In a forum hosted by Townsville-Mackay Medicare Local (TMML) Program Coordinator Colin McPherson and Program Executive Manager Rhonda Fleming, the 16 attendees at the Hughenden meeting were told to put their healthcare requests on paper and to broaden their horizons with their ideas.
While plenty of gaps were pointed out by the group in the first question of the night, ‘what are the gaps in the healthcare system?’, the second question, “In 2020, what will healthcare look like?’, was the chance for the community to show how the current problems could be solved.
Mr McPherson said this was the first of a number of community consultations he would be holding in this region and was impressed with the turn-out, enthusiasm and range of people represented at the meeting, which included the principals of both Hughenden schools (St Francis and Hughenden State School), a number of Flinders Shire Council staff members, Mayor Greg Jones, councillors Barbara Geisler, Jane Charuba, Shane McCarthy and Bill Bode, as well as the Hughenden Health Centre Director of Nursing and other members of the public.
In 2011, the Australian Government established new organisations, Medicare Locals, to plan and fund extra health services in communities across Australia.
To ensure decisions about health services could be made by local communities in line with local needs, Medicare Locals were created as local organisations, 61 of them Australia-wide.
The Australian Government is investing more than $1.8 billion so Medicare Locals can coordinate and deliver important health services including after-hours GP services, immunisation, mental health support, targeted and tailored services for those in need, and eHealth.
Medicare Locals employ more than 3,000 frontline health workers to deliver services in communities across the nation.
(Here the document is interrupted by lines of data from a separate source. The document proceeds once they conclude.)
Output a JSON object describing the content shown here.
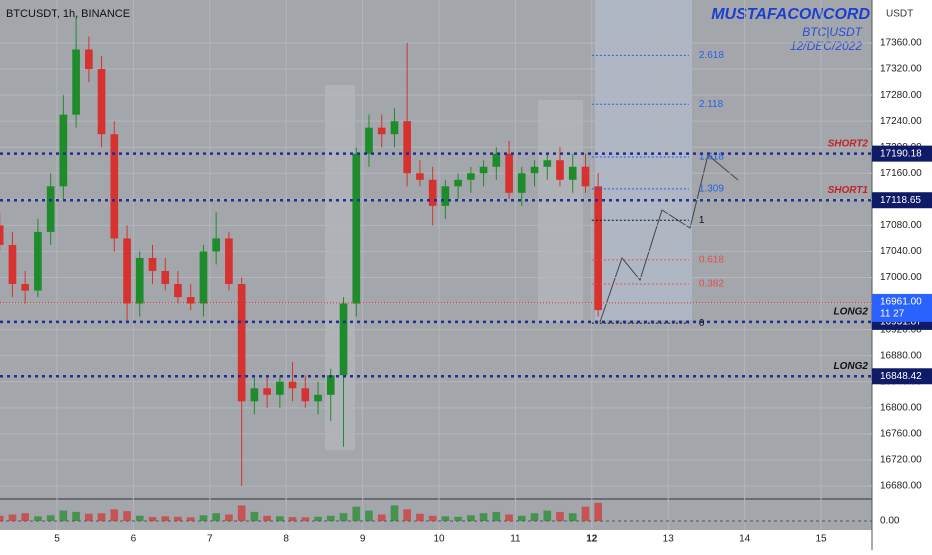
{
  "chart_data": {
    "type": "candlestick",
    "title": "BTCUSDT, 1h, BINANCE",
    "author": "MUSTAFACONCORD",
    "subtitle": "BTC|USDT",
    "date": "12/DEC/2022",
    "currency": "USDT",
    "xlim": [
      4.254,
      15.667
    ],
    "ylim": [
      16658.5,
      17426
    ],
    "xticks": [
      5,
      6,
      7,
      8,
      9,
      10,
      11,
      12,
      13,
      14,
      15
    ],
    "yticks": [
      {
        "value": 16680,
        "label": "16680.00"
      },
      {
        "value": 16720,
        "label": "16720.00"
      },
      {
        "value": 16760,
        "label": "16760.00"
      },
      {
        "value": 16800,
        "label": "16800.00"
      },
      {
        "value": 16840,
        "label": "16840.00"
      },
      {
        "value": 16880,
        "label": "16880.00"
      },
      {
        "value": 16920,
        "label": "16920.00"
      },
      {
        "value": 16960,
        "label": "16960.00"
      },
      {
        "value": 17000,
        "label": "17000.00"
      },
      {
        "value": 17040,
        "label": "17040.00"
      },
      {
        "value": 17080,
        "label": "17080.00"
      },
      {
        "value": 17120,
        "label": "17120.00"
      },
      {
        "value": 17160,
        "label": "17160.00"
      },
      {
        "value": 17200,
        "label": "17200.00"
      },
      {
        "value": 17240,
        "label": "17240.00"
      },
      {
        "value": 17280,
        "label": "17280.00"
      },
      {
        "value": 17320,
        "label": "17320.00"
      },
      {
        "value": 17360,
        "label": "17360.00"
      }
    ],
    "grid": true,
    "up_color": "#1e8c2a",
    "down_color": "#d6322f",
    "x": [
      4.25,
      4.417,
      4.583,
      4.75,
      4.917,
      5.083,
      5.25,
      5.417,
      5.583,
      5.75,
      5.917,
      6.083,
      6.25,
      6.417,
      6.583,
      6.75,
      6.917,
      7.083,
      7.25,
      7.417,
      7.583,
      7.75,
      7.917,
      8.083,
      8.25,
      8.417,
      8.583,
      8.75,
      8.917,
      9.083,
      9.25,
      9.417,
      9.583,
      9.75,
      9.917,
      10.083,
      10.25,
      10.417,
      10.583,
      10.75,
      10.917,
      11.083,
      11.25,
      11.417,
      11.583,
      11.75,
      11.917,
      12.083
    ],
    "open": [
      17080,
      17050,
      16990,
      16980,
      17070,
      17140,
      17250,
      17350,
      17320,
      17220,
      17060,
      16960,
      17030,
      17010,
      16990,
      16970,
      16960,
      17040,
      17060,
      16990,
      16810,
      16830,
      16820,
      16840,
      16830,
      16810,
      16820,
      16850,
      16960,
      17190,
      17230,
      17220,
      17240,
      17160,
      17150,
      17110,
      17140,
      17150,
      17160,
      17170,
      17190,
      17130,
      17160,
      17170,
      17180,
      17150,
      17170,
      17140
    ],
    "high": [
      17100,
      17070,
      17010,
      17090,
      17160,
      17280,
      17400,
      17370,
      17340,
      17240,
      17080,
      17040,
      17050,
      17030,
      17010,
      16990,
      17050,
      17100,
      17070,
      17000,
      16850,
      16850,
      16850,
      16870,
      16850,
      16840,
      16860,
      16970,
      17200,
      17250,
      17250,
      17260,
      17360,
      17180,
      17170,
      17150,
      17160,
      17170,
      17180,
      17200,
      17210,
      17170,
      17180,
      17190,
      17200,
      17190,
      17190,
      17160
    ],
    "low": [
      17040,
      16970,
      16960,
      16970,
      17050,
      17120,
      17230,
      17300,
      17200,
      17040,
      16930,
      16940,
      16990,
      16980,
      16960,
      16950,
      16940,
      17020,
      16980,
      16680,
      16790,
      16800,
      16800,
      16810,
      16800,
      16790,
      16780,
      16740,
      16940,
      17170,
      17200,
      17200,
      17140,
      17140,
      17080,
      17090,
      17120,
      17130,
      17140,
      17150,
      17120,
      17110,
      17140,
      17150,
      17140,
      17130,
      17130,
      16940
    ],
    "close": [
      17050,
      16990,
      16980,
      17070,
      17140,
      17250,
      17350,
      17320,
      17220,
      17060,
      16960,
      17030,
      17010,
      16990,
      16970,
      16960,
      17040,
      17060,
      16990,
      16810,
      16830,
      16820,
      16840,
      16830,
      16810,
      16820,
      16850,
      16960,
      17190,
      17230,
      17220,
      17240,
      17160,
      17150,
      17110,
      17140,
      17150,
      17160,
      17170,
      17190,
      17130,
      17160,
      17170,
      17180,
      17150,
      17170,
      17140,
      16950
    ],
    "volume": [
      20,
      25,
      30,
      18,
      22,
      40,
      35,
      28,
      30,
      45,
      38,
      20,
      15,
      18,
      16,
      14,
      22,
      30,
      25,
      60,
      35,
      20,
      18,
      15,
      14,
      16,
      20,
      30,
      55,
      40,
      25,
      60,
      45,
      28,
      20,
      18,
      16,
      22,
      30,
      35,
      25,
      20,
      30,
      40,
      35,
      30,
      55,
      70
    ],
    "vlim": [
      0,
      100
    ],
    "vticks": [
      {
        "value": 0,
        "label": "0.00"
      }
    ],
    "levels": [
      {
        "name": "SHORT2",
        "value": 17190.18
      },
      {
        "name": "SHORT1",
        "value": 17118.65
      },
      {
        "name": "LONG2",
        "value": 16931.87
      },
      {
        "name": "LONG2",
        "value": 16848.42
      }
    ],
    "last_price": {
      "value": 16961,
      "label": "16961.00",
      "countdown": "11 27"
    },
    "fib": [
      {
        "label": "2.618",
        "value": 17341
      },
      {
        "label": "2.118",
        "value": 17266
      },
      {
        "label": "1.618",
        "value": 17185
      },
      {
        "label": "1.309",
        "value": 17136
      },
      {
        "label": "1",
        "value": 17088
      },
      {
        "label": "0.618",
        "value": 17027
      },
      {
        "label": "0.382",
        "value": 16990
      },
      {
        "label": "0",
        "value": 16930
      }
    ],
    "fib_range": [
      12.0,
      13.27
    ]
  }
}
Medicare Locals have flexibility to be innovative in how they respond to the needs of their communities.
A report will be prepared documenting outcomes from the meeting, which ran for more than two hours at the Diggers Entertainment Centre on Monday October 28, and this will be made available to community members via the Medicare Local website.
Medicare Local also prepares a Needs Assessment Report for the government and includes outcomes from community consultation in this document.